Foto di Marcello Rabozzi da Pixabay

Agente aggredito nel carcere di Catania: «Noi poliziotti non siamo più disposti a farci massacrare»

«Ennesima gravissima aggressione alla polizia penitenziaria in servizio nel carcere etneo». La denuncia di un altro caso, avvenuto ieri sera intorno alle 20 nella casa circondariale di piazza Lanza a Catania, arriva dal consigliere del sindacato autonomo di polizia penitenziaria (Sappe) Francesco Pennisi. Stando a quanto emerso, un giovane agente sarebbe stato aggredito per futili motivi da un detenuto che lo avrebbe colpito con pugni e calci. Il poliziotto, che è stato trasportato in ospedale, ha riportato un trauma cranico, sono stati necessari diversi punti di sutura al cuoio capelluto ed è stato diagnosticato anche un trauma alle costole. L’agente è stato giudicato dagli operatori sanitari guaribile in 30 giorni

«A questo punto – afferma il sindacalista – non resta che chiedere lo stato di emergenza. L’amministrazione penitenziaria ha dimostrato ormai da tempo di non essere in grado di gestire l’ordine e la disciplina all’interno degli istituti penitenziari siciliani. Le responsabilità nella catena di comando – continua Pennisi – sono molteplici. Ci chiediamo come mai detenuti già autori di altri gravi eventi critici non siano trasferiti altrove». Il sindacalista lamenta poi che sia la polizia penitenziaria a pagare le «irresponsabilità istituzionali: le fiction del creare gruppi di intervento operativo, al fine di arginare le miriadi di gravi eventi critici quotidiani, non servono a nulla. Per fronteggiare questa emergenza, serve altro». Il Sappe, da tempo, continua a reiterare la richiesta per l’uso del taser, il rafforzamento degli organici e il coordinamento tra i vari livelli dell’amministrazione. «La polizia penitenziaria non è più disposta a farsi massacrare e l’abbandono prematuro del servizio di tanti colleghi ne è la prova: i competenti organi istituzionali intervengano, prima che sia troppo tardi», è l’appello di Pennisi.
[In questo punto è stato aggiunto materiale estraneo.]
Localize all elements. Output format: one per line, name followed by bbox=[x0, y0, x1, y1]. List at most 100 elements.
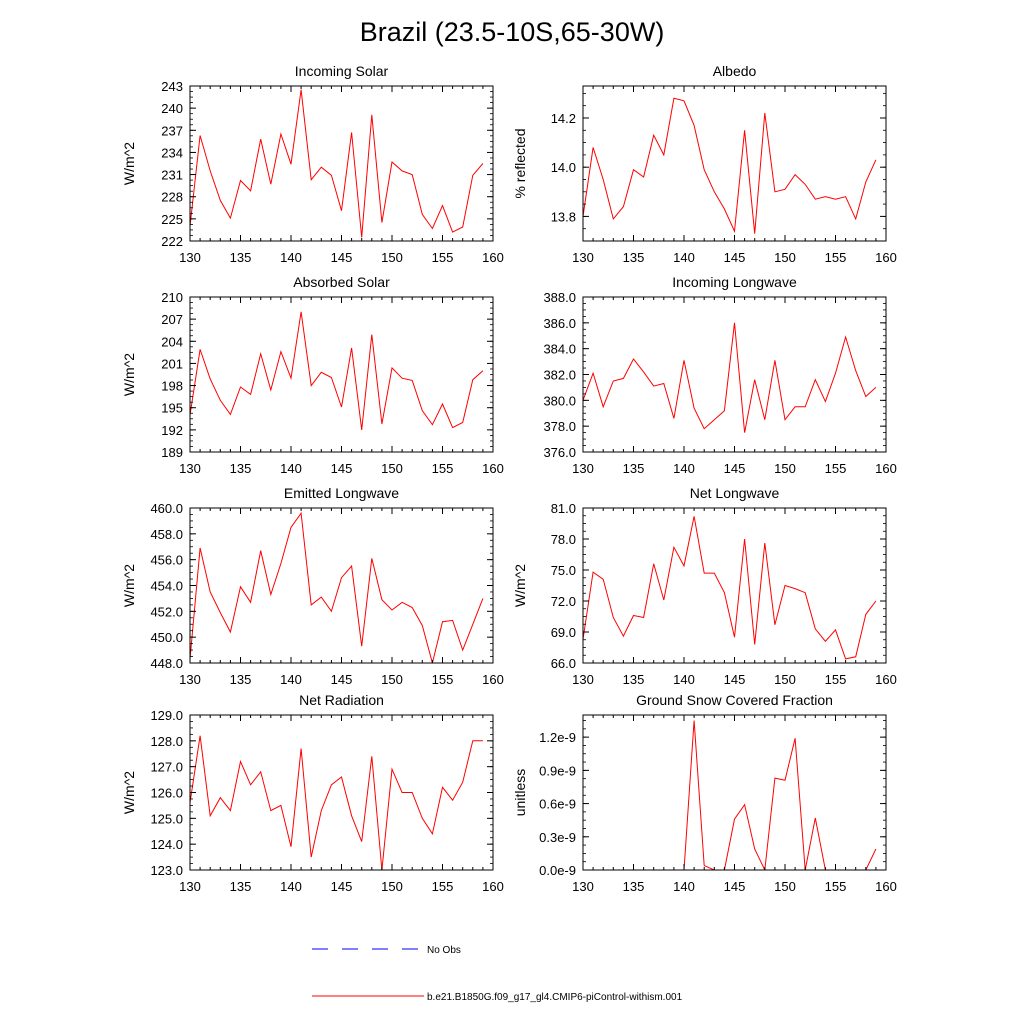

Sull’episodio nel carcere di piazza Lanza a Catania, un commento è arrivato anche da Donato Capece, segretario generale del Sappe: «Quel che sta succedendo nelle carceri nelle ultime settimane (tra suicidi, aggressioni, risse ed evasioni) è di inaudita gravità ed è la conseguenza dello scellerato smantellamento delle politiche di sicurezza delle carceri attuato nel passato. Il sistema penitenziario, per adulti e minori – aggiunge – si sta sgretolando ogni giorno di più e ha assoluta necessità di interventi urgenti». Da anni il Sappe denuncia la necessità di espellere i detenuti stranieri dall’Italia, «che sono oggi quasi 20mila a fronte delle oltre 62mila presenze». Dal sindacato, inoltre, sono convinti che «la sicurezza interna delle carceri è stata annientata da provvedimenti scellerati come la vigilanza dinamica e il regime aperto: anche l’aver tolto le sentinelle della polizia penitenziaria di sorveglianza dalle mura di cinta delle carceri, la mancanza in organico di poliziotti penitenziari, il mancato finanziamento per i servizi antintrusione e anti-scavalcamento sono priorità assolute. Eppure, la politica se n’è completamente fregata», sottolinea Capece.